Have you ever even read an EULA before? When Apple and others ask you to "AGREE" to those thousands and thousands of lawyerly words in a license agreement before you can move to install, do you ever actually read them? Should you have to?

In this instance, if you did not, you would not know that Apple is seeking to restrict where you may distribute your work! Yes, it's their store, so they get a cut. But to not allow you to sell your work anywhere else? Is that even legal?

This is bullshit. I'm not going to apologize for Apple here. No one should. This is not an instance of Apple seeking to control their product, their service, their format. Rather, seeking to control my creativity.

Which is very un-Apple. 

Not everything I do with my Apple computer and my Apple iPad and my Apple software will wish to -- or need to -- remain within Apple's walled garden. Even those programs designed by Apple to be explictly used with another Apple product and reside on an Apple platform may very well find their way out.

As they should. 

Apple didn't even create a tool to necesarily prevent this. Rather, they buried their restrictions inside a license agreement they know almost no one reads. 

Shit is fucked up and bullshit.

Tablets: the perfect shopping device

Ryan Kim writes:

If it is not apparent to retailers already, the world is turning mobile. If it is actual sales they are after, they need to think about how they are serving tablet users. Smartphones are still very important and often serve as a research tool, helping gather data that can be used for a later purchase. But increasingly, consumers are showing that they love shopping on a tablet. This is something Steve Jobs understood really well more than decade ago when he told a Wired reporter in 1997 that the benefit of the web was going to be realized by people interested in selling things.

“It’s more than publishing. It’s commerce. People are going to stop going to a lot of stores. And they’re going to buy stuff over the Web!” he said.

That vision has crystallized with the iPad. 

My readers, of course, already knew this. 

From such posts as...

this one

this one

this one

this one

this one

...and about 30-40 more. 

I'm sure it was just an oversight. 

Steve Jobs died for our sins. iPad in schools edition.

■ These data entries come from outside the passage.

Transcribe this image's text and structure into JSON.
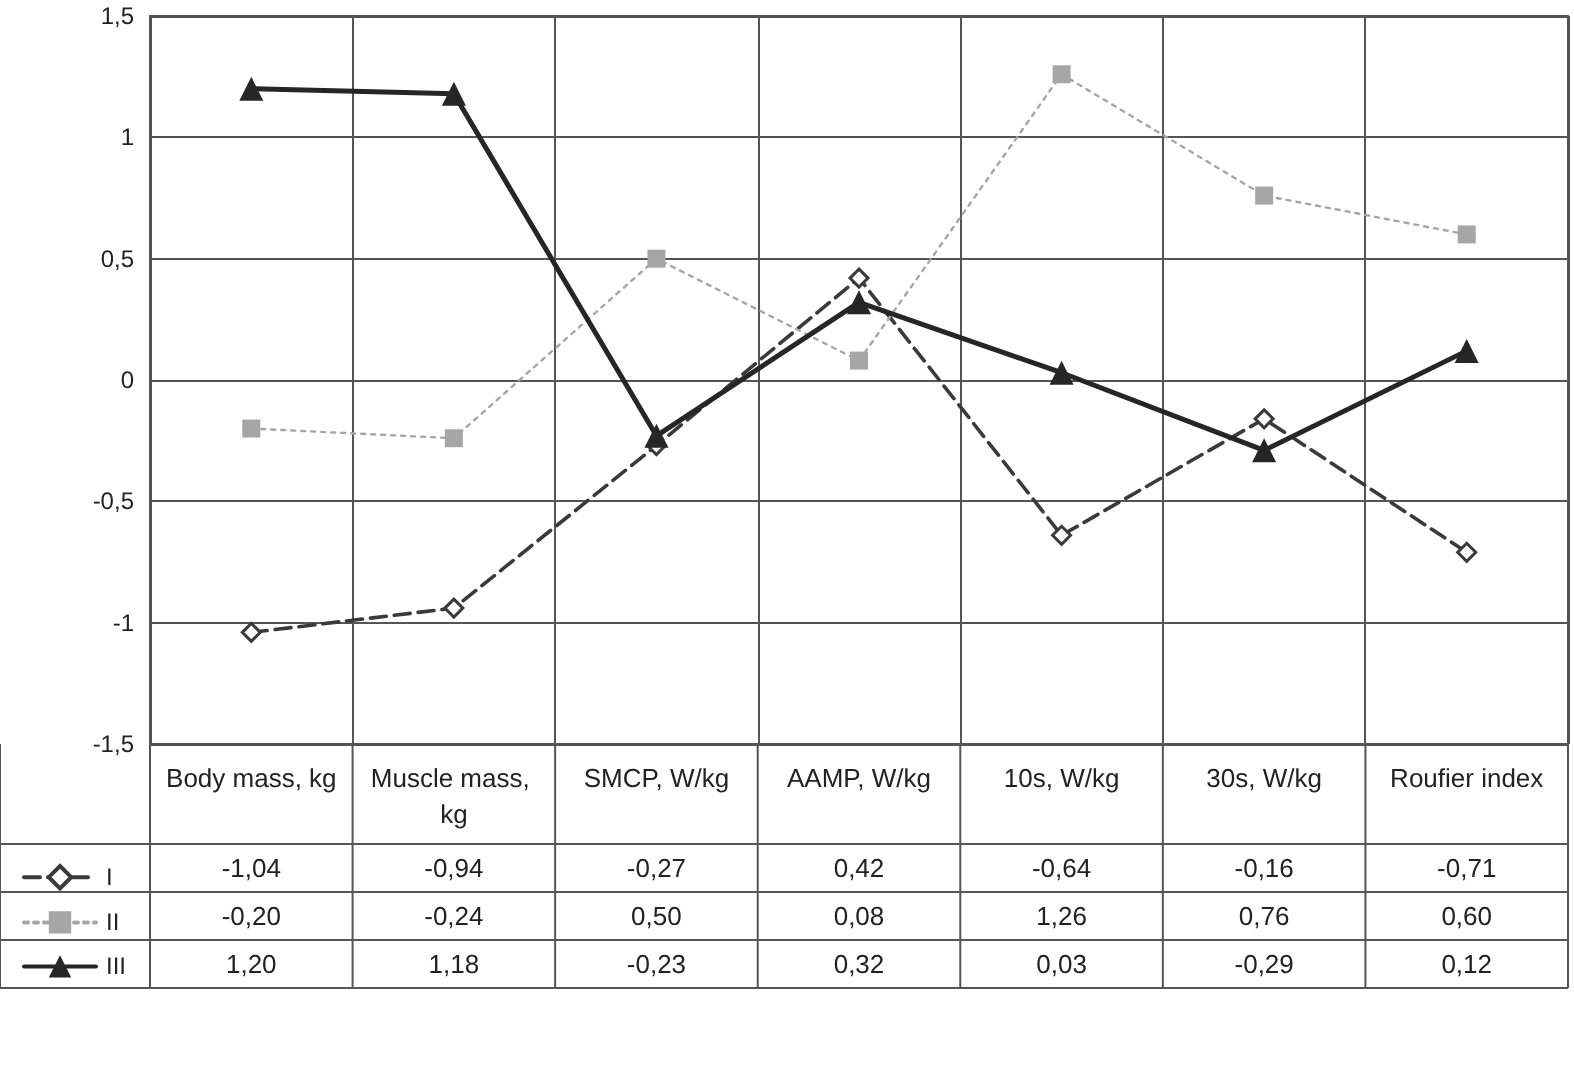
{
  "chart_data": {
    "type": "line",
    "categories": [
      "Body mass, kg",
      "Muscle mass, kg",
      "SMCP, W/kg",
      "AAMP, W/kg",
      "10s, W/kg",
      "30s, W/kg",
      "Roufier index"
    ],
    "series": [
      {
        "name": "I",
        "color": "#3a3a3a",
        "marker": "diamond",
        "line_style": "dashed",
        "values": [
          -1.04,
          -0.94,
          -0.27,
          0.42,
          -0.64,
          -0.16,
          -0.71
        ],
        "value_labels": [
          "-1,04",
          "-0,94",
          "-0,27",
          "0,42",
          "-0,64",
          "-0,16",
          "-0,71"
        ]
      },
      {
        "name": "II",
        "color": "#a6a6a6",
        "marker": "square",
        "line_style": "dotted",
        "values": [
          -0.2,
          -0.24,
          0.5,
          0.08,
          1.26,
          0.76,
          0.6
        ],
        "value_labels": [
          "-0,20",
          "-0,24",
          "0,50",
          "0,08",
          "1,26",
          "0,76",
          "0,60"
        ]
      },
      {
        "name": "III",
        "color": "#262626",
        "marker": "triangle",
        "line_style": "solid",
        "values": [
          1.2,
          1.18,
          -0.23,
          0.32,
          0.03,
          -0.29,
          0.12
        ],
        "value_labels": [
          "1,20",
          "1,18",
          "-0,23",
          "0,32",
          "0,03",
          "-0,29",
          "0,12"
        ]
      }
    ],
    "ylim": [
      -1.5,
      1.5
    ],
    "yticks": [
      {
        "value": -1.5,
        "label": "-1,5"
      },
      -1,
      {
        "value": -0.5,
        "label": "-0,5"
      },
      0,
      {
        "value": 0.5,
        "label": "0,5"
      },
      1,
      {
        "value": 1.5,
        "label": "1,5"
      }
    ],
    "grid": true,
    "legend": "bottom left"
  }
}
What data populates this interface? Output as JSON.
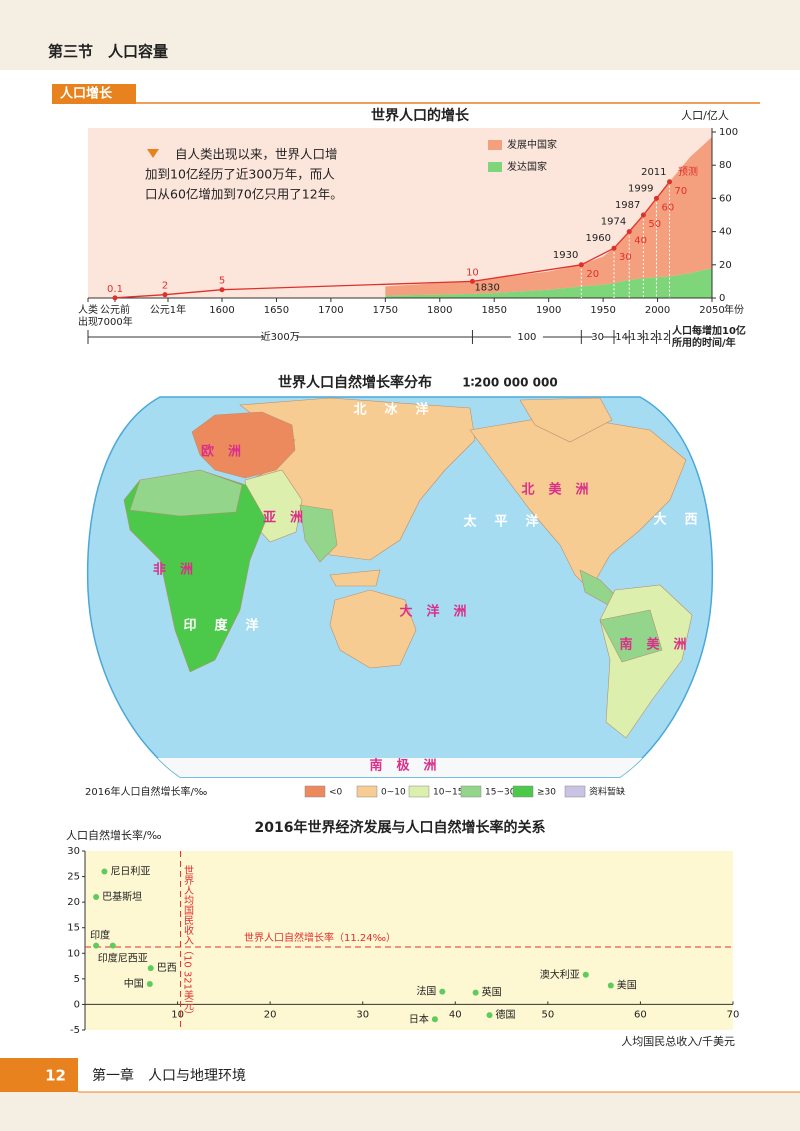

Philip Elmer-DeWitt examines the iPad's presence in US schools:

Apple has a virtual lock on the school tablet market. 100% of the schools represented (serving about 30,000 students) used iPads. 0% of respondents deployed Google (GOOG) Android tablets, although there must be a few Xooms or Galaxy Tabs out there. At the time of the survey, Amazon's (AMZN) Kindle Fire had been announced but not yet shipped.

A third of the schools represented expected to eventually deploy one tablet per child; one of them already did.

The chief hurdle to getting tablets into the schools, according to the IT folks, was not cost (20%) but "device management" (64%).

How much is the Steve Jobs up in heaven laughing at the fact that Apple is the prime beneficiary of that whole "device management" concern?

But I think this article brings up a larger point that is relevant not just in schools but in government and enterprise: what idiot would *not* choose the iPad?

That's not a fanboy question. Really. Yes, I believe iPad is superior to all other tablets. Yes, it's verifiable that the iPad ecosystem is superior to all other tablets. 

Only, think of it this way: you are the person in charge of buying, say, 100 or 1,000 or 10,000 tablets. They cost money. They require "device management" and necessitate a procurement effort and IP management and a means of tracking and some training and approved applications, etc. etc. etc.

What fool would *not* choose the iPad?

Not choosing the iPad *immediately* makes the person who makes such a decision -- or the team -- viewed as anywere between stupid or on the take by everyone else within that organization.

The iPad is the standard.

As I said, Jobs in up in heaven, listening to As Time Goes By, not because he's sad but because he's, you know, the melancholy sort, and smiling.